Our computer instructors at Miami Lighthouse for the Blind and Visually Impaired Inc., of which I am president, have heard complaints about online accessibility from blind and visually impaired students attending colleges in Florida, but such complaints are not unique to our state.

I have also heard success stories, especially in cases where students used distance-learning course software developed by Angel Learning Inc. With the acquisition of the company by Blackboard Inc., a more flexible environment for teaching and learning should develop, which may begin to resolve accessibility problems with screen-reading software.

The most frequent issue involves Web sites that are not accessible or are very difficult to use. The screen-reading software is unable to read graphics that do not include a text component. Other complaints we hear involve professors who send e-mails with attachments that are scanned documents, rather than text that can be rendered by screen-reading software. A scanned document is just like a picture as far as screen-reading software is concerned, and therefore reads as “blank.” Another issue is that some Web sites have automatic, continuous instant-messaging updates or continuous chats, which need to have a link to disable them, because JAWS frequently garbles the constantly changing text.

Miami Lighthouse has formed partnerships with software companies as a test site for other kinds of accessible technology, and we would welcome the opportunity to work with developers on accessible courseware and other learning technology—but no one has asked! It isn’t enough anymore for a university to have an office of disability services that provides course assistants and a place for students to complain. We are living in a world that has fully embraced digital technology and media, and the blind and other disabled people have the right to participate in it fully.

It is not an impossible or even a difficult task to make sure all graphic elements are keyboard-enabled. Software designers for colleges and other institutions will make accessibility automatic when they realize their market demands it. It would also help for faculty members to keep accessibility in mind and think twice before, say, attaching scanned course material to an e-mail or requiring participation in a live chat, which is a big challenge for JAWS software.

Many universities are expanding their distance-learning curricula, which can be very lucrative. But if that expansion includes the large-scale use of Web-based materials that shut out blind students, universities will eventually have to account for that failure.

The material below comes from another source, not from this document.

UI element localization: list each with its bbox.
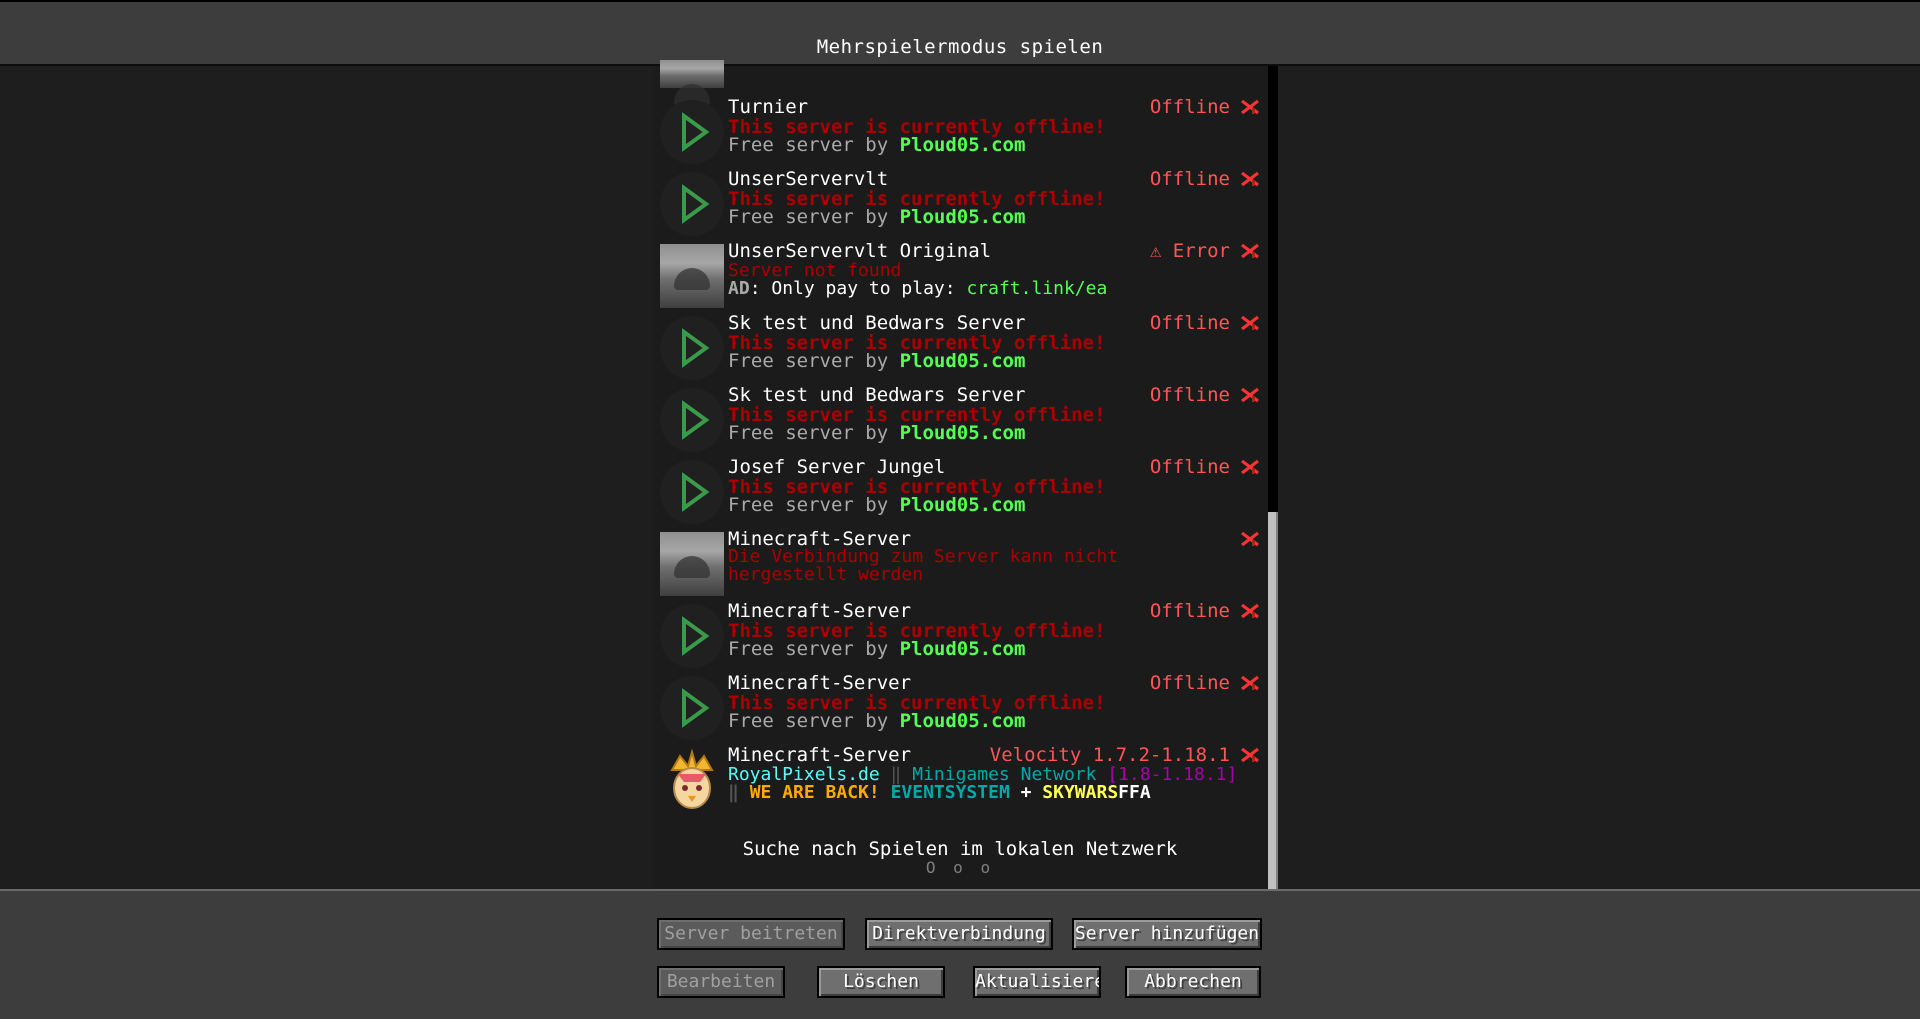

Accessibility affects everyone in the long run. It is perplexing that colleges and universities spend significant amounts of money on diversity initiatives aimed at promoting ethnic and socioeconomic diversity but fail to consider curriculum access for the visually impaired. It is especially perplexing when you consider that the software to solve accessibility problems already exists, and federal regulations are in place that require access to online information.

We know that better online access for the blind is possible because we have seen it happening at Miami Lighthouse. Our vision-rehabilitation program has an extensive assistive-technology component. It is vital for our clients to know they can regain the ability to use computers, phones, and other electronic devices for work, education, socializing—everything the sighted world uses technology for. Our vocational-rehabilitation clients make extensive use of accessibility software for business and music applications, which has helped many of them find or keep rewarding, mainstream employment. Colleges must provide better accessibility for the blind and visually impaired, especially as the colleges vigorously embrace diversity.

Virginia A. Jacko is president and chief executive of Miami Lighthouse for the Blind and Visually Impaired Inc. She is co-author of The Blind Visionary (Governance Edge Press, 2010).